O julgamento das performances é feito por um painel de jurados, frequentemente composto por membros do público, que avalia cada apresentação com base em critérios como conteúdo, entrega e impacto emocional. As notas geralmente variam de 0 a 10, e a média das notas dos jurados determina a pontuação final de cada poeta. Esta avaliação democrática e participativa ajuda a refletir a diversidade de opiniões e gostos do público.
Cena capixaba
Nos últimos anos, a cena do Slam no Espírito Santo tem crescido e se diversificado. O Slam Xamego, um dos maiores coletivos de Slam capixaba, começou com um público pequeno e agora atrai mais de 120 pessoas por evento. Filipe Soul, um dos organizadores do Xamego, acredita que o crescimento do movimento está relacionado à identificação das pessoas e ao espaço acolhedor que se tem em uma batalha.

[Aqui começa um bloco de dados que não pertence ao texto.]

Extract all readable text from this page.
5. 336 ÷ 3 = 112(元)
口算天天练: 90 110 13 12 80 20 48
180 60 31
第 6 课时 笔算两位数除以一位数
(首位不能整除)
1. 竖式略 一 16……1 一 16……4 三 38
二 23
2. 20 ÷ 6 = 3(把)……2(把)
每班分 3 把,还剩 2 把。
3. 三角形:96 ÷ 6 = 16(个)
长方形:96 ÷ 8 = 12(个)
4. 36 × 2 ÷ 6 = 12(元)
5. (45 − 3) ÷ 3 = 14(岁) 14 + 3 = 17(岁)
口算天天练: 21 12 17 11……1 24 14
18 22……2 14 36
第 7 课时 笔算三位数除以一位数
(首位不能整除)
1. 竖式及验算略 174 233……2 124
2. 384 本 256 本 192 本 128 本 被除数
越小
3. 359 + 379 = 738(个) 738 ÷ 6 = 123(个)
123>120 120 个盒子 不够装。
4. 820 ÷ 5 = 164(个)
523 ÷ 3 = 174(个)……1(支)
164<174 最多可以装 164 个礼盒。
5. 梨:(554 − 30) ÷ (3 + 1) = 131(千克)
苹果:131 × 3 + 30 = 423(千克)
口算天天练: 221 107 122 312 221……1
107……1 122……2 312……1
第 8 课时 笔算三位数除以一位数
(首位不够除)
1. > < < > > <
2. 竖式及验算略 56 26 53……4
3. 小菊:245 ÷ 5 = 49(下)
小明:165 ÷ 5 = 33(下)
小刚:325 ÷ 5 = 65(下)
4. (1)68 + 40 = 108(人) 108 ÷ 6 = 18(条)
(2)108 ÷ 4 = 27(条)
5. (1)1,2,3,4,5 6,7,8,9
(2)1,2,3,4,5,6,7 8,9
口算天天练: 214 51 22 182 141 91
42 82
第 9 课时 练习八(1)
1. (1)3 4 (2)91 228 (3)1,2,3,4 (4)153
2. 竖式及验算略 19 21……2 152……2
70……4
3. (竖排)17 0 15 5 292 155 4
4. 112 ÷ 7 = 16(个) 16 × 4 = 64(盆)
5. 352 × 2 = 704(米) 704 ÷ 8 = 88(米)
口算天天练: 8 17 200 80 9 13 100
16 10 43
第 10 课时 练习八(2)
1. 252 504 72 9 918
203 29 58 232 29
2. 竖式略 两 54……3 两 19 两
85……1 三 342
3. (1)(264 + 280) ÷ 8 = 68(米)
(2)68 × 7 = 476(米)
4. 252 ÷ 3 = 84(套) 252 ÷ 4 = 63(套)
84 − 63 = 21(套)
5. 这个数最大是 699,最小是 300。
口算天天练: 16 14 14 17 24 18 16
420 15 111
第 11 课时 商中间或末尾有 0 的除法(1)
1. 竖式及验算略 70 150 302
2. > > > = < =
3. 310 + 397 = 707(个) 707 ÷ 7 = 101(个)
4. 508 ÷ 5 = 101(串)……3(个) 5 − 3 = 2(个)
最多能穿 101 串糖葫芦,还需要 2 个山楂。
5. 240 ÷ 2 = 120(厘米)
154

Filipe Soul, um dos organizadores do Xamego. Crédito: Acervo Pessoal
“Como o Slam tem o intuito de dar voz às minorias, seu crescimento foi inevitável. Todas as pessoas que tinham algo a dizer encontraram um espaço onde elas seriam ouvidas. E como cada pessoa tem sua perspectiva, os pontos trazidos agregaram ao movimento, transformando-o em algo grande e plural”, contou.
O Slam tem alcançados outros espaços para além das ruas, como teatros, escolas e museus. Para Filipe, isso é um sonho realizado. “Estar em diversos espaços é um grande passo para todos que desfrutamos do movimento. É quebrar uma enorme barreira, pois deixamos de ser um movimento marginalizado e ocupamos espaços que nos fizeram acreditar que não eram para nós”, afirmou.
Mas, nem tudo são flores no Slam capixaba. Adrielly Franklin, campeã estadual, destacou alguns desafios enfrentados pela cena no Espírito Santo. “Como mulher preta, vejo que há uma escassez de mulheres, o que gera uma trajetória muitas vezes solitária”, Porém, segundo ela, o principal desafio é a falta de investimentos na cultura. “Isso faz com que em muitos momentos a cena fique prejudicada por não conseguir continuar promovendo edições com qualidade. Com isso, muitos coletivos acabam sendo desativados e os organizadores se sentem totalmente abandonados pela cultura”, completa.
Adrielly Franklin, campeã estadual de Slam. Crédito: Gabriella Richa
O futuro do Slam no ES
Filipe Soul enxerga um futuro promissor para a cena de Slam no estado. “O próximo passo é alcançar um maior nível de profissionalização. Com mais editais e projetos voltados para a cultura, o movimento pode crescer ainda mais, atingindo novos espaços e públicos”
Adrielly Franklin, com grande alegria e responsabilidade, se prepara para representar o Espírito Santo na competição nacional. “O meu desejo é levar a potência, a cumplicidade e o sorriso que os poetas do ES sempre carregam consigo. Espero poder atravessar as pessoas com tudo o que aprendi no meu estado. Que através de mim as pessoas possam conhecer um pouco do talento que os nossos carregam! E que esse momento seja memorável para tantos rostos, processos e sonhos sendo vividos”, completou.